ABD’nin çıkarlarına hizmet etmek için tarihinde ilk kez işletilen 5. maddeye nazaran daha az etkili olan ve NATO üye devletlerini istişareler için bir araya çağıran 4. Madde (“Taraflardan herhangi biri, Taraflardan birinin toprak bütünlüğü, siyasî bağımsızlığı ya da güvenliğinin tehdit edildiğini düşündüğü zaman, tüm Taraflar birlikte danışmalarda bulunacaklardır.” maddesi); Türkiye tarafından 2003’te Irak Savaşı sırasında, 2012’de başlayan Suriye İç Savaşı sırasında silahsız bir Türk F – 4 keşif jetinin düşürülmesinin ve Suriye’den havan topu atılmasının ardından ve 2015’te Irak – Şam İslam Devleti (IŞİD) adıyla kurulup Türkiye’nin toprak bütünlüğünü tehdit eden terörist eylemler karşısında uygulanmıştı.

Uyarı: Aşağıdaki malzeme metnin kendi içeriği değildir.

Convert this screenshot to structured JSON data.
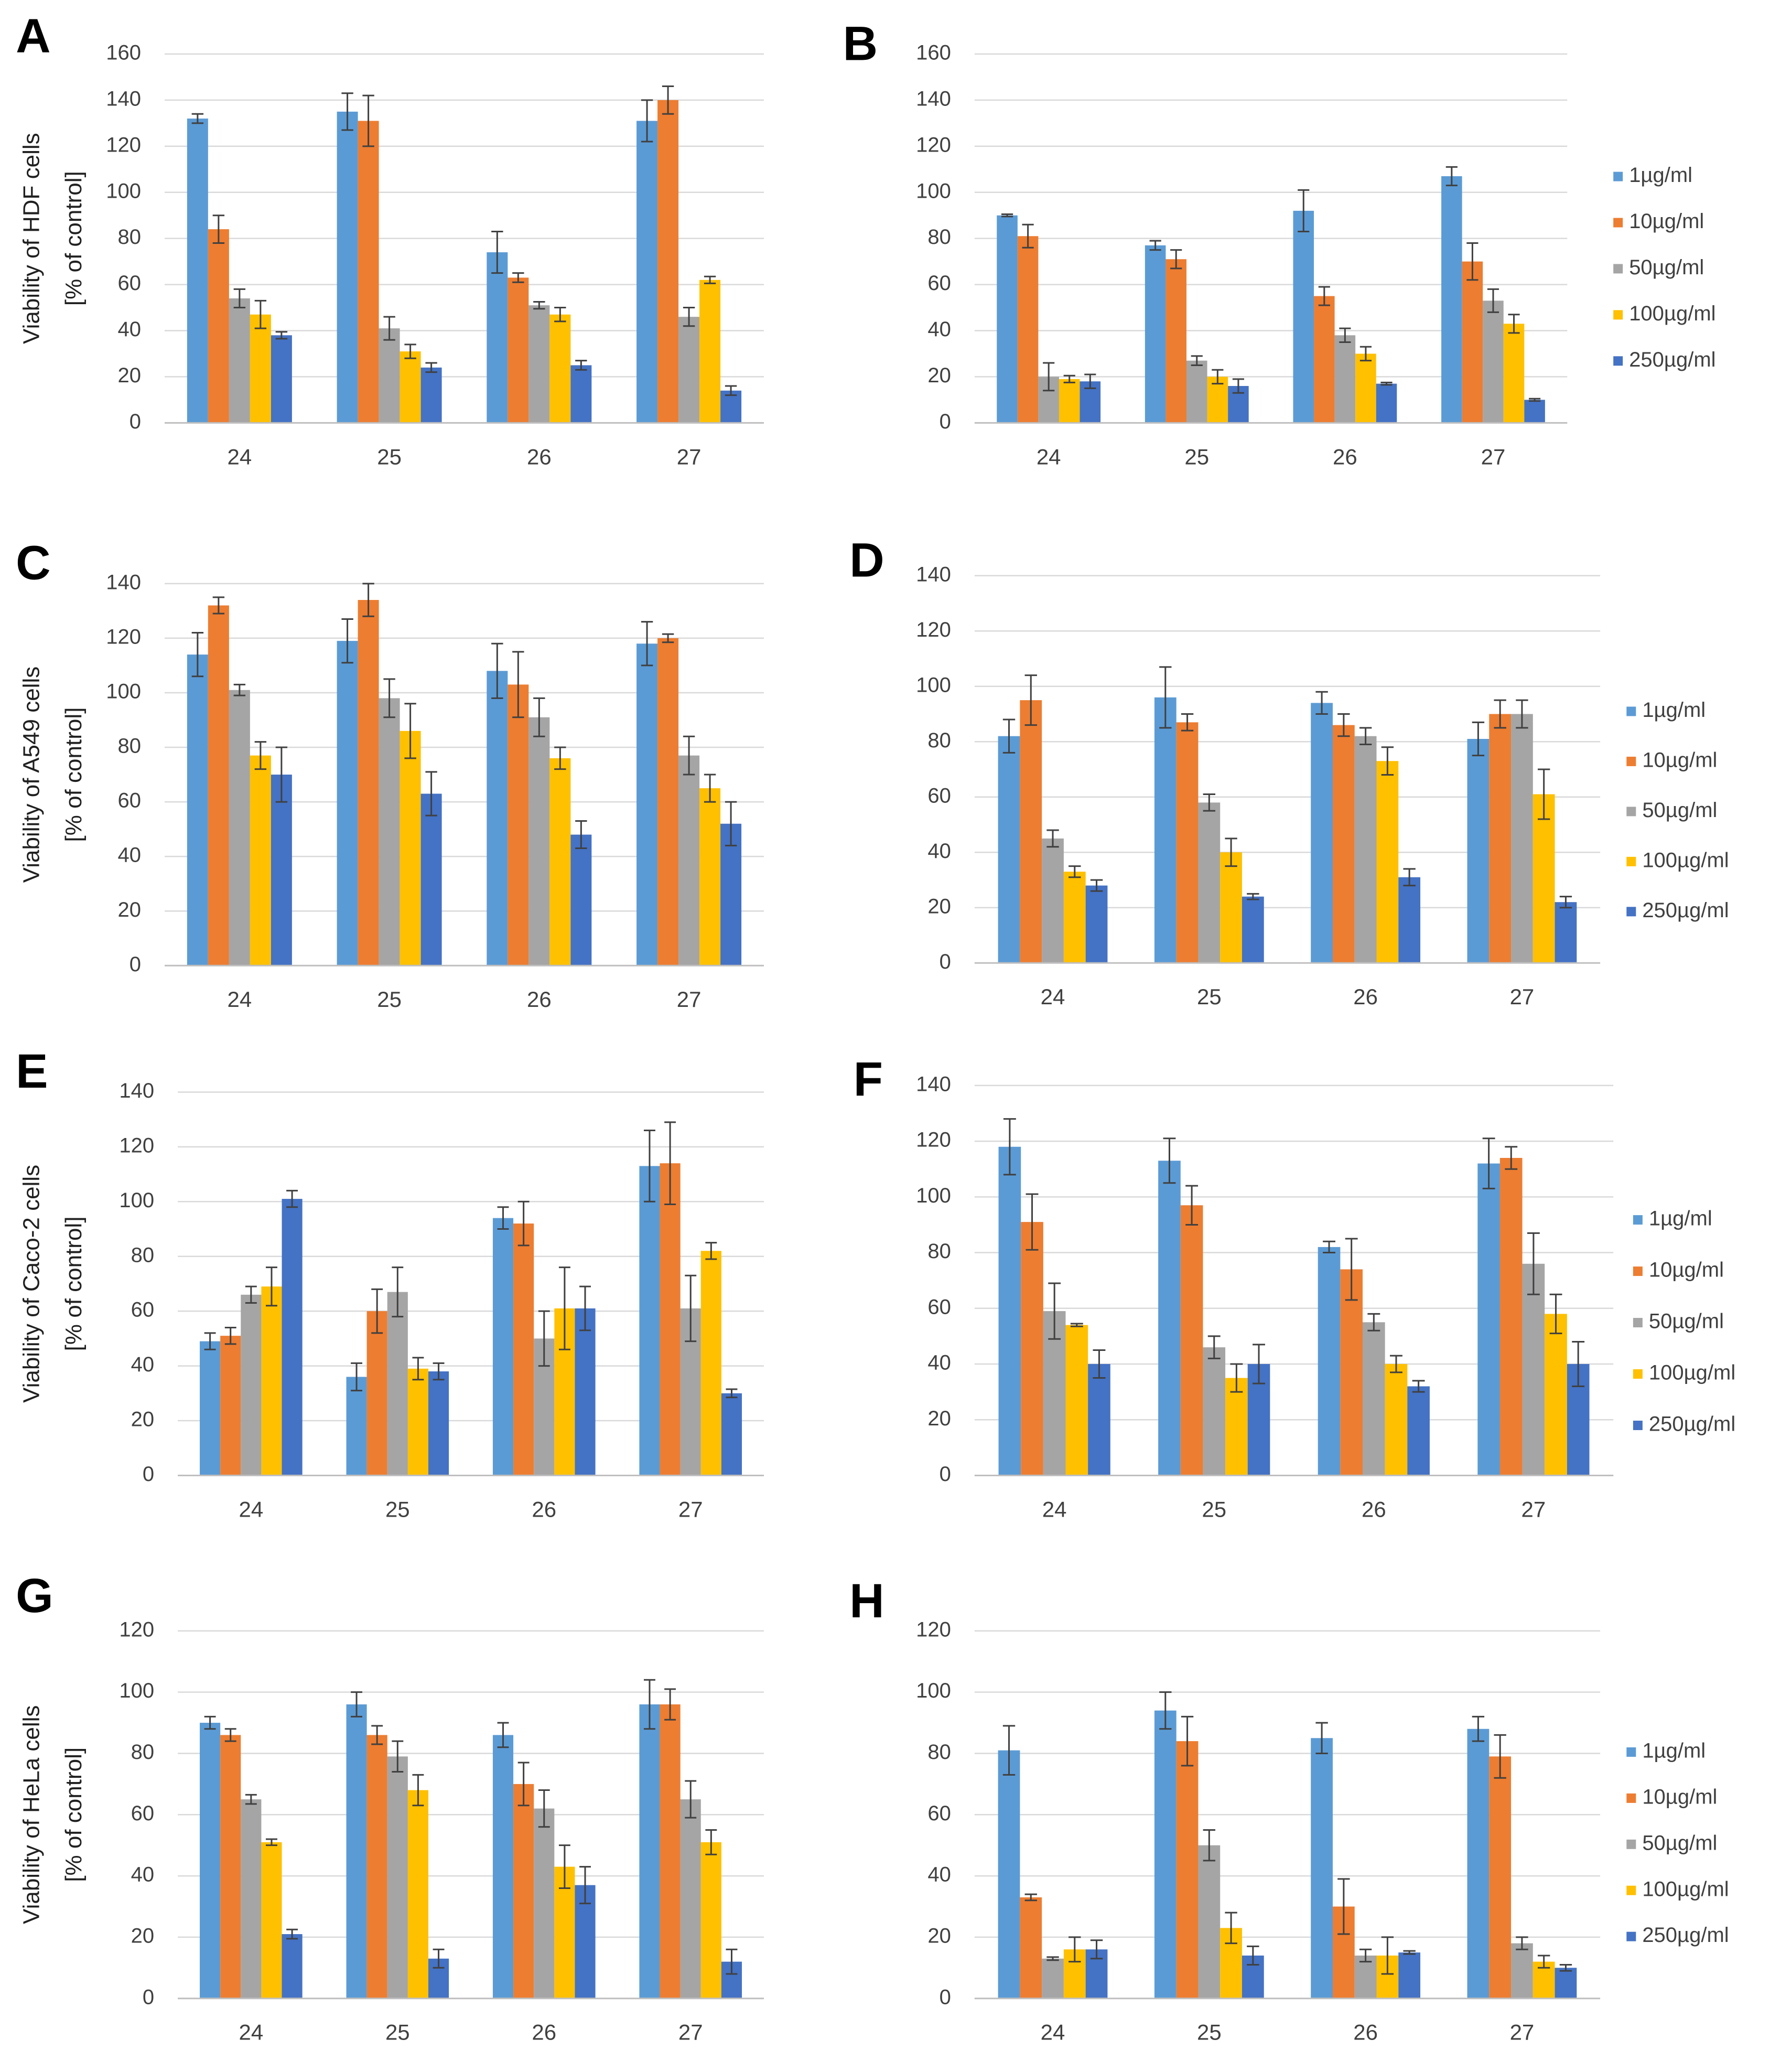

Ülkemiz iç siyasetinin bir sonucu (!) ya da “ihtilâl sevici” askerlerin müdahalesi olarak nitelendirilen geçmişteki birçok “darbe” ve “muhtıra” nın arkasında; ya direkt olarak NATO ya da o pakt içerisinde eğitim alıp “paşa” (general) olan ileri düzeydeki Atatürkçüler (!) yer almıştı. Hatta NATO’yla bağlantısı olmayan / orada eğitim almayan albayların bir şekilde önü kesilerek “general” yapılmasının da engellendiği hep dillendirilen bir “tabu” haline gelmişti.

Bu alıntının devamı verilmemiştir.